Wallace & Gromit: A Grand Day Out Review

A Grand Day Out

The Wallace & Gromit series of films (consisting of four shorts and a feature-length motion picture) have become a staple in stop-motion animation, and in British popular culture. At its core, Wallace & Gromit  is about the contrast between the simplistic and the complex, which always seem to come together in the series. Perhaps none of the Wallace & Gromit films showcase this better than their debut short, 1989’s A Grand Day Out.

A Grand Day Out sees eccentric inventor Wallace and his silent dog Gromit on a bank holiday, and they’re deciding where to go for a picnic. When Wallace decides to take a break from searching for a vacation spot and have some tea time – complete with cheese and crackers – he notices that there’s not a block of cheese left in the house.

With all the stores closed for the holiday, Wallace comes up with the idea to spend their holiday “somewhere where’s there’s cheese.” After briefly thinking of a location, Wallace and Gromit decide to go to the be-all, end-all of cheese locations, the moon. And so Wallace & Gromit begin construction on a rocket ship so that they can take a trip to the moon and sample some cheese.

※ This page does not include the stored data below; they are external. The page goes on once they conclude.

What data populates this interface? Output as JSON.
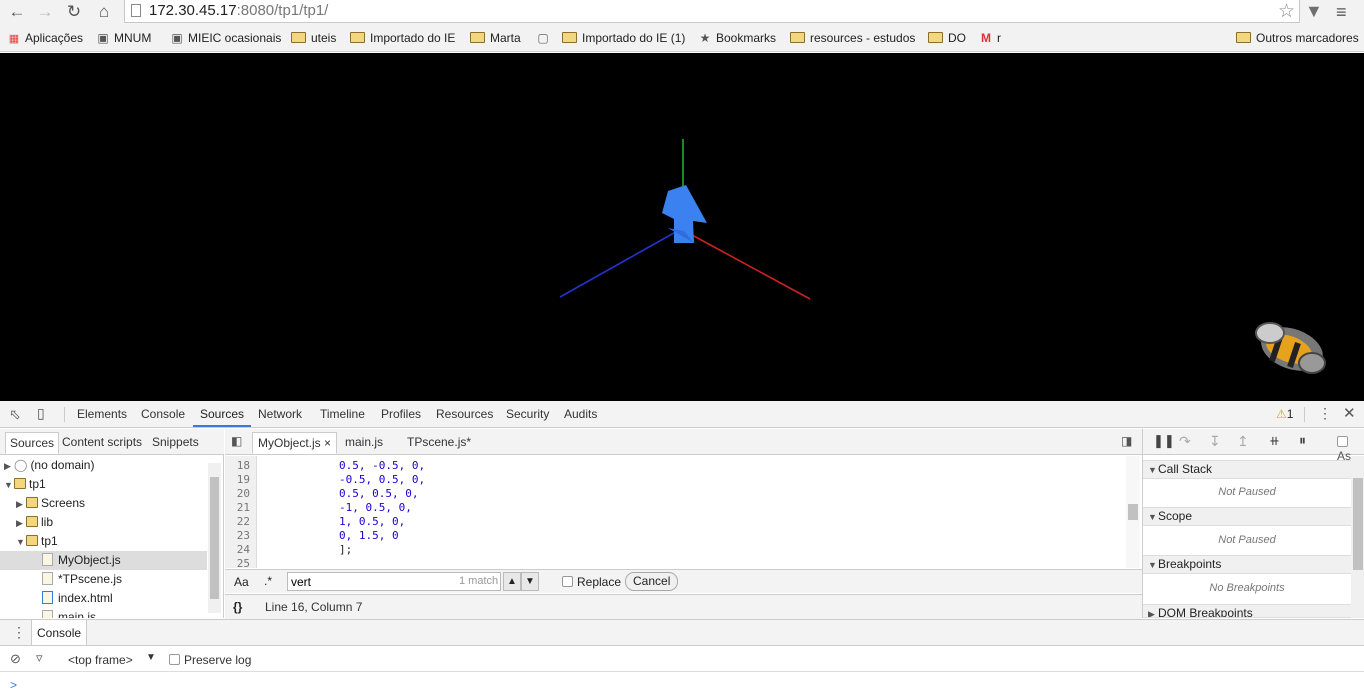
{
  "browser": {
    "url_host": "172.30.45.17",
    "url_rest": ":8080/tp1/tp1/",
    "bookmarks": [
      {
        "label": "Aplicações",
        "icon": "apps-grid-icon"
      },
      {
        "label": "MNUM",
        "icon": "site-icon"
      },
      {
        "label": "MIEIC ocasionais",
        "icon": "site-icon"
      },
      {
        "label": "uteis",
        "icon": "folder-icon"
      },
      {
        "label": "Importado do IE",
        "icon": "folder-icon"
      },
      {
        "label": "Marta",
        "icon": "folder-icon"
      },
      {
        "label": "",
        "icon": "page-icon"
      },
      {
        "label": "Importado do IE (1)",
        "icon": "folder-icon"
      },
      {
        "label": "Bookmarks",
        "icon": "star-icon"
      },
      {
        "label": "resources - estudos",
        "icon": "folder-icon"
      },
      {
        "label": "DO",
        "icon": "folder-icon"
      },
      {
        "label": "r",
        "icon": "gmail-icon"
      }
    ],
    "other_bookmarks": "Outros marcadores"
  },
  "devtools": {
    "tabs": [
      "Elements",
      "Console",
      "Sources",
      "Network",
      "Timeline",
      "Profiles",
      "Resources",
      "Security",
      "Audits"
    ],
    "active_tab": "Sources",
    "warning_count": "1",
    "navigator": {
      "tabs": [
        "Sources",
        "Content scripts",
        "Snippets"
      ],
      "tree": [
        "(no domain)",
        "tp1",
        "Screens",
        "lib",
        "tp1",
        "MyObject.js",
        "*TPscene.js",
        "index.html",
        "main.js"
      ]
    },
    "editor": {
      "tabs": [
        "MyObject.js",
        "main.js",
        "TPscene.js*"
      ],
      "lines": [
        {
          "n": "18",
          "code": "0.5, -0.5, 0,"
        },
        {
          "n": "19",
          "code": "-0.5, 0.5, 0,"
        },
        {
          "n": "20",
          "code": "0.5, 0.5, 0,"
        },
        {
          "n": "21",
          "code": "-1, 0.5, 0,"
        },
        {
          "n": "22",
          "code": "1, 0.5, 0,"
        },
        {
          "n": "23",
          "code": "0, 1.5, 0"
        },
        {
          "n": "24",
          "code": "];"
        },
        {
          "n": "25",
          "code": ""
        }
      ]
    },
    "search": {
      "case_label": "Aa",
      "regex_label": ".*",
      "value": "vert",
      "matches": "1 match",
      "replace_label": "Replace",
      "cancel_label": "Cancel"
    },
    "status": {
      "pretty_print": "{}",
      "position": "Line 16, Column 7"
    },
    "debugger": {
      "async_label": "As",
      "panes": [
        {
          "title": "Call Stack",
          "body": "Not Paused"
        },
        {
          "title": "Scope",
          "body": "Not Paused"
        },
        {
          "title": "Breakpoints",
          "body": "No Breakpoints"
        },
        {
          "title": "DOM Breakpoints",
          "body": ""
        }
      ]
    },
    "drawer": {
      "tab": "Console",
      "context": "<top frame>",
      "preserve_log": "Preserve log",
      "prompt": ">"
    }
  }
}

The story is both simple and whimsically perplexing. When all is said and done, the half hour short really is about little more than Wallace and Gromit wanting to try some cheese, yet the simple plot is turned into something more fanciful by becoming a trip to the moon. It really only goes into that direction because it can. Being an animated film, why not go to the moon when craving some cheese?

Admittedly, the character models for both Wallace and Gromit look a bit rushed, as though creator Nick Park hadn’t yet finalized what he wanted them to look like. Wallace in particular looks less fleshed-out in regards to character design than he would in the subsequent films. The character models as a whole look clumpier than they would in future episodes, complete with visible finger prints on their plasticine models.

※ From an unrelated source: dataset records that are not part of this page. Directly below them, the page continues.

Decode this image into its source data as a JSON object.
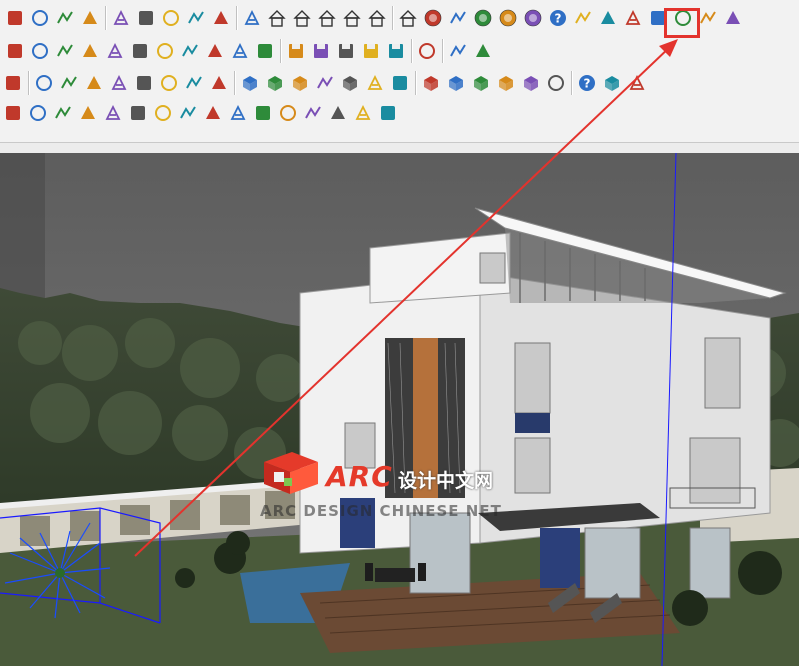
{
  "window": {
    "viewport_label": "3D model viewport - villa scene"
  },
  "toolbars": {
    "row1": [
      "paint-bucket-icon",
      "eraser-icon",
      "orbit-icon",
      "pan-icon",
      "zoom-icon",
      "zoom-extents-icon",
      "previous-view-icon",
      "component-icon",
      "layer-icon",
      "export-icon",
      "house-front-icon",
      "door-icon",
      "house-icon",
      "house-side-icon",
      "house-outline-icon",
      "warehouse-icon",
      "m-badge-icon",
      "tag-icon",
      "r-badge-icon",
      "rt-badge-icon",
      "br-badge-icon",
      "help-icon",
      "label-icon",
      "diamond-icon",
      "pencil-icon",
      "plant-icon",
      "terrain-icon",
      "target-icon",
      "pause-icon"
    ],
    "row2": [
      "circle-icon",
      "arc-icon",
      "freehand-icon",
      "arc-tool-icon",
      "arc2-icon",
      "arc3-icon",
      "zigzag-icon",
      "polygon-icon",
      "wrench-icon",
      "ellipse-icon",
      "triangle-icon",
      "save-red-icon",
      "save-blue-icon",
      "save-green-icon",
      "save-purple-icon",
      "save-grey-icon",
      "note-icon",
      "brush-icon",
      "eraser-red-icon"
    ],
    "row3": [
      "bookmark-icon",
      "scale-icon",
      "line-red-icon",
      "arrow-left-icon",
      "line-yellow-icon",
      "line-green-icon",
      "gear-icon",
      "building-icon",
      "chart-icon",
      "cube-blue-icon",
      "cube-outline-icon",
      "box-icon",
      "page-icon",
      "cube-grey-icon",
      "layers-icon",
      "page-blue-icon",
      "cube-orange-icon",
      "box-orange-icon",
      "frame-orange-icon",
      "tile-orange-icon",
      "tile-orange2-icon",
      "cursor-icon",
      "question-icon",
      "image-frame-icon",
      "film-icon"
    ],
    "row4": [
      "grid-icon",
      "flag-icon",
      "arrows-icon",
      "shield-icon",
      "ds-icon",
      "wand-icon",
      "export-blue-icon",
      "settings-icon",
      "magic-icon",
      "sparkle-icon",
      "brush2-icon",
      "printer-icon",
      "search-doc-icon",
      "book-icon",
      "clapper-icon",
      "gif-icon"
    ]
  },
  "watermark": {
    "brand": "ARC",
    "chinese": "设计中文网",
    "english": "ARC DESIGN CHINESE NET"
  },
  "colors": {
    "annotation": "#e3332d",
    "toolbar_bg": "#f2f2f2",
    "sky": "#6b6b6b",
    "wall": "#ececec"
  }
}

While the characters look a bit crude compared to later entries, the way in which they move shows a level of dedication and complexity that is rarely approached in animation, even (if not especially) by stop-motion standards.

Take, for example, the scenes where Wallace and Gromit build their rocket ship. Wallace draws up the blueprints, with the camera focusing on the character’s process of drawing. As his hand and pencil glide across the paper, an image begins to appear as though Wallace is actually the one doing the drawing. Another scene has Wallace and Gromit working in unison with a saw and hammer, respectively. As Wallace moves the saw in and out, Gromit hammers in some nails whenever the saw retracts. It’s mind-boggling to think about where the animation even began with such scenes.

A Grand Day OutThis becomes all the more impressive when you gain the knowledge that Nick Park create a good deal of A Grand Day Out by himself. The film started production in 1982 as a graduation project, with Aardman studios hiring Park some three years later, leaving him to finish the short part-time, with Aardman eventually helping finish the short and releasing it (which ultimately lead to its titular characters becoming the faces of the animation studio). By the time it was released in 1989, actor Peter Sallis (who voiced Wallace for a mere fifty Pounds) was shocked that Park actually managed to finish the film.

A Grand Day Out is admittedly much slower paced than the subsequent Wallace & Gromit shorts, and given that it’s also shorter than them, it ultimately means that not a whole lot happens during its running time, despite the extravagant concept of a moon-based vacation. Some may find that it doesn’t hold up as well as its successors due to its slower nature. But the attention to the fine details of the film are obvious from the get-go. And for those who are thrilled by the technical craft of animation, A Grand Day Out remains a  wonder.